Pour l’avoir souvent employée au temps des fenaisons ou de l’estive, les Dubois savaient à quoi s’en tenir à son égard. Ce qui expliqua le sourire du père et la lueur malicieuse qui éclaira le regard des enfants. Tous savaient que leur épouse et mère avait décroché là une fameuse idée.
- Asseyez-vous près du feu, Jeannotte et chauffez-vous. Le chemin est long depuis en bas…
- Oh, vous savez j’ai l’habitude !
- Tout de même…
Paul, l’aîné des garçons à qui rien n’échappait, remarqua que celle que certains jeunes du village se plaisaient à appeler « la mendigote » s’était mise en frais pour venir jusqu’à eux. Elle avait domestiqué ses longs cheveux en un sage chignon et revêtu une robe imprimée aux couleurs chatoyantes qu’elle n’avait pas dû porter souvent depuis qu’elle était arrivée dans la vallée.

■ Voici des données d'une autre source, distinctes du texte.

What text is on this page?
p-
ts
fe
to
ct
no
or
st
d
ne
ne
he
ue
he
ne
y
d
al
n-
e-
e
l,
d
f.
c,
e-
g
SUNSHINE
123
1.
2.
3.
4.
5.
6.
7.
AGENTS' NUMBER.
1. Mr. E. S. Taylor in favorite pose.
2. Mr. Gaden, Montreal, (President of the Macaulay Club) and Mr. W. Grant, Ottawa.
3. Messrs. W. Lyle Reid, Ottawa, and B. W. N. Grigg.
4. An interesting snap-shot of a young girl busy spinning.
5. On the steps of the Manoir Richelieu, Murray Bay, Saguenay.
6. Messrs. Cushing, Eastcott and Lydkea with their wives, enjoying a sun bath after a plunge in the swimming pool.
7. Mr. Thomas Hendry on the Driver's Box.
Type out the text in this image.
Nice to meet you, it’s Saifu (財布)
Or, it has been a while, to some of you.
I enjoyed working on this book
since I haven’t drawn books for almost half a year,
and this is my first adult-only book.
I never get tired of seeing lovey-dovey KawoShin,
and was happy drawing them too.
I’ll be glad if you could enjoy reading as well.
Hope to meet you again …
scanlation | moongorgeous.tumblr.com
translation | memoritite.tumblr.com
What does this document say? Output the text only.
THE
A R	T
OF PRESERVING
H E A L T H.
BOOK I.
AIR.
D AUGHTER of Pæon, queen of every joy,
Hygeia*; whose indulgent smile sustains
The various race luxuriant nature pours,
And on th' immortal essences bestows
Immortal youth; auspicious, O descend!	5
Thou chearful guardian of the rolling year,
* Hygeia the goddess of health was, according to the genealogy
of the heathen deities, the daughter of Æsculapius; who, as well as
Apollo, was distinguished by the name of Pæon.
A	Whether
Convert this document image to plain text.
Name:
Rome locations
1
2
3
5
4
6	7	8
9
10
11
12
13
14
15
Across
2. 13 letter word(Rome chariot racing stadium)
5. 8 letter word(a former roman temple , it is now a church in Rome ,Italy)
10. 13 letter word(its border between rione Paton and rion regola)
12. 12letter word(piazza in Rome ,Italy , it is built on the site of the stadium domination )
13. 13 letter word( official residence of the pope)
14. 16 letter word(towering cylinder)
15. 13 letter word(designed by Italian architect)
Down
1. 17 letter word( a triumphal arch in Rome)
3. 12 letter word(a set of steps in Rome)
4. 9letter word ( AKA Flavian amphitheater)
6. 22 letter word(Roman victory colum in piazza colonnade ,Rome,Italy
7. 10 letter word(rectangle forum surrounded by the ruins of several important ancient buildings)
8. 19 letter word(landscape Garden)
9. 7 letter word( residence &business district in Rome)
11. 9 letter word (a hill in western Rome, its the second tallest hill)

Au cours de cette soirée, il eut, comme les autres, de nombreuses occasions de constater une fois encore qu’il ne fallait se fier ni aux apparences ni aux jugements hâtifs, fussent-ils ceux du plus grand nombre.
Ayant farfouillé au fond de son cabas, Jeannotte en tira une feuille de papier à lettres roulée en cigare. Lorsque Mireille l’étala sur la table aux yeux de tous, elle ne put retenir un cri d’admiration. En manière de cadeau, Jeannotte avait peint une Vierge à l’enfant, une image simple et émouvante, comme celle d’un « primitif » italien ou d’une étude de Matisse.
- Mais c’est magnifique, Jeannotte ! Comment avez-vous fait cela ?
- Bof ! avec trois fois rien ! Un crayon noir, un peu de mercurochrome, un fond de peinture bleue et un rien d’imagination…
Et lorsque peu après minuit, alors que la soupe à l’oignon fumait dans les assiettes, Jeannotte décida de se lever pour interpréter de manière bouleversante la petite cantate empruntée à Barbara, chacun sut que la grâce avait touché de ses ailes le chalet du partage.
Pour une fois, l’esprit de Noël soufflait sur la vallée paisible.